Schuster-Böckler Benjamin, Schultz Jörg, Rahmann Sven
Department of Mathematics and Computer Science, Freie Universität Berlin, Germany.
BMC Bioinformatics. 2004 Jan 21;5:7. doi: 10.1186/1471-2105-5-7.
Profile Hidden Markov Models (pHMMs) are a widely used tool for protein family research. Up to now, however, there exists no method to visualize all of their central aspects graphically in an intuitively understandable way.
We present a visualization method that incorporates both emission and transition probabilities of the pHMM, thus extending sequence logos introduced by Schneider and Stephens.
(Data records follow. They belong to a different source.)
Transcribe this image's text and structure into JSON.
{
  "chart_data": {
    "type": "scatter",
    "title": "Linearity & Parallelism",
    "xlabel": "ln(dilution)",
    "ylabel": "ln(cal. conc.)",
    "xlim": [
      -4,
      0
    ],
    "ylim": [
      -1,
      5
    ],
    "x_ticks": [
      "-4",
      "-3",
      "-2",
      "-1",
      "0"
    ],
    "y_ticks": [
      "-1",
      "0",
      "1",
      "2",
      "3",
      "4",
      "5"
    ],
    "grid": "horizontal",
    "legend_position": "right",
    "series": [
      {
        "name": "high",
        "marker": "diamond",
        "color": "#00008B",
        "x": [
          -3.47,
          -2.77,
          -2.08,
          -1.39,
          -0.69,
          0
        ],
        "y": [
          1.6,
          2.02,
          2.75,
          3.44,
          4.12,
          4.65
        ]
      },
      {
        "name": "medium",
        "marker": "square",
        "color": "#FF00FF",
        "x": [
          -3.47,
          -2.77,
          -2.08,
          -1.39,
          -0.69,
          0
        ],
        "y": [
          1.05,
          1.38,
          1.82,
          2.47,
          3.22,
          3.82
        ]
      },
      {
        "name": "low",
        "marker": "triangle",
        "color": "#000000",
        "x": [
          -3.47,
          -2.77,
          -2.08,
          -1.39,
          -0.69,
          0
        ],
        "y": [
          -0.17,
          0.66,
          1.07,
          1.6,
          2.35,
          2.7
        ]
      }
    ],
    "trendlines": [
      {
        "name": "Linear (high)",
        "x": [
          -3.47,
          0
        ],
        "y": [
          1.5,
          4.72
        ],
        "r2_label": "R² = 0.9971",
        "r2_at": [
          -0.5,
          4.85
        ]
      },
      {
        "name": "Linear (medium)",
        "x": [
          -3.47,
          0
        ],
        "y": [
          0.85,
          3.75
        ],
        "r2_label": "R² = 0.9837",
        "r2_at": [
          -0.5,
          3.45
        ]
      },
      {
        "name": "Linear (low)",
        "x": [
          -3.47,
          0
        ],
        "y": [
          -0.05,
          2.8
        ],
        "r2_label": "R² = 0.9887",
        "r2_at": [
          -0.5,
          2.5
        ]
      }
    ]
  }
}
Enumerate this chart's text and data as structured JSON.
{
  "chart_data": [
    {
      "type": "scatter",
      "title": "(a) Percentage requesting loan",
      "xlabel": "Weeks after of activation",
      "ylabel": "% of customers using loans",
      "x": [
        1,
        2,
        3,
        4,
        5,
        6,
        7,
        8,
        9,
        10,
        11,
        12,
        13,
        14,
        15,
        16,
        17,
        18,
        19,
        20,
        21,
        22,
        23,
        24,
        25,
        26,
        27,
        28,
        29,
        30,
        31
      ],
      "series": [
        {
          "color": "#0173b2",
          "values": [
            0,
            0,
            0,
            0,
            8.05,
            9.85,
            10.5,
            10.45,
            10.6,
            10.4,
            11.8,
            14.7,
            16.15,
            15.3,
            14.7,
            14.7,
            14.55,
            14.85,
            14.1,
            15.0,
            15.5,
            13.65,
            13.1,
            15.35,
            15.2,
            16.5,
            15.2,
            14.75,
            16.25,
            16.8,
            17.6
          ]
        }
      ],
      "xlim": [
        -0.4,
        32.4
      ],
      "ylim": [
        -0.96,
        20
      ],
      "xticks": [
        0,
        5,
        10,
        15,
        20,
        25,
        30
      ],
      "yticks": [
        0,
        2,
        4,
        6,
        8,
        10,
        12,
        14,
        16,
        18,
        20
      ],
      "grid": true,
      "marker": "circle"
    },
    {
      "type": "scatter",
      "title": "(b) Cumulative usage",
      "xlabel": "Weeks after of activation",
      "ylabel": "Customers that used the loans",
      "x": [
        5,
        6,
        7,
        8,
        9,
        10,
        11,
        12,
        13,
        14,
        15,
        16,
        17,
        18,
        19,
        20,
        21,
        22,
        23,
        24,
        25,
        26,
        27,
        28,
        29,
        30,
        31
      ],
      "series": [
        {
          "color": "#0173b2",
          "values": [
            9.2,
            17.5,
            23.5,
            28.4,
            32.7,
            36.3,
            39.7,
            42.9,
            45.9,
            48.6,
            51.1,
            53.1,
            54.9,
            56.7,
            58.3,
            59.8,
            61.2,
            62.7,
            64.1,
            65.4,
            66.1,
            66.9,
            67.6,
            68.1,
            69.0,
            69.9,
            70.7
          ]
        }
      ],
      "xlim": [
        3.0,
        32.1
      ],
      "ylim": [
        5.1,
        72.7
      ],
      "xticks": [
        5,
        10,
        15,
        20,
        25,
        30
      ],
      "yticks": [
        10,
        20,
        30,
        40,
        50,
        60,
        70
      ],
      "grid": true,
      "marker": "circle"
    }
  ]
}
For each emitting state of the pHMM, we display a stack of letters. The stack height is determined by the deviation of the position's letter emission frequencies from the background frequencies. The stack width visualizes both the probability of reaching the state (the hitting probability) and the expected number of letters the state emits during a pass through the model (the state's expected contribution).A web interface offering online creation of HMM Logos and the corresponding source code can be found at the Logos web server of the Max Planck Institute for Molecular Genetics http://logos.molgen.mpg.de.
We demonstrate that HMM Logos can be a useful tool for the biologist: We use them to highlight differences between two homologous subfamilies of GTPases, Rab and Ras, and we show that they are able to indicate structural elements of Ras.
轮廓隐马尔可夫模型(pHMMs)是蛋白质家族研究中广泛使用的工具。然而,到目前为止,还没有一种方法能够以直观易懂的方式将其所有核心方面以图形方式可视化。
我们提出了一种可视化方法,该方法结合了pHMM的发射概率和转移概率,从而扩展了Schneider和Stephens提出的序列标识。对于pHMM的每个发射状态,我们展示一叠字母。堆叠高度由该位置字母发射频率与背景频率的偏差决定。堆叠宽度同时可视化到达该状态的概率(命中概率)以及在一次模型遍历中该状态发射的预期字母数(该状态的预期贡献)。可在马克斯·普朗克分子遗传学研究所的标识网络服务器http://logos.molgen.mpg.de上找到提供在线创建HMM标识及相应源代码的网络界面。
我们证明HMM标识对生物学家可能是一种有用的工具:我们用它们来突出GTPases的两个同源亚家族Rab和Ras之间的差异,并且我们表明它们能够指示Ras的结构元件。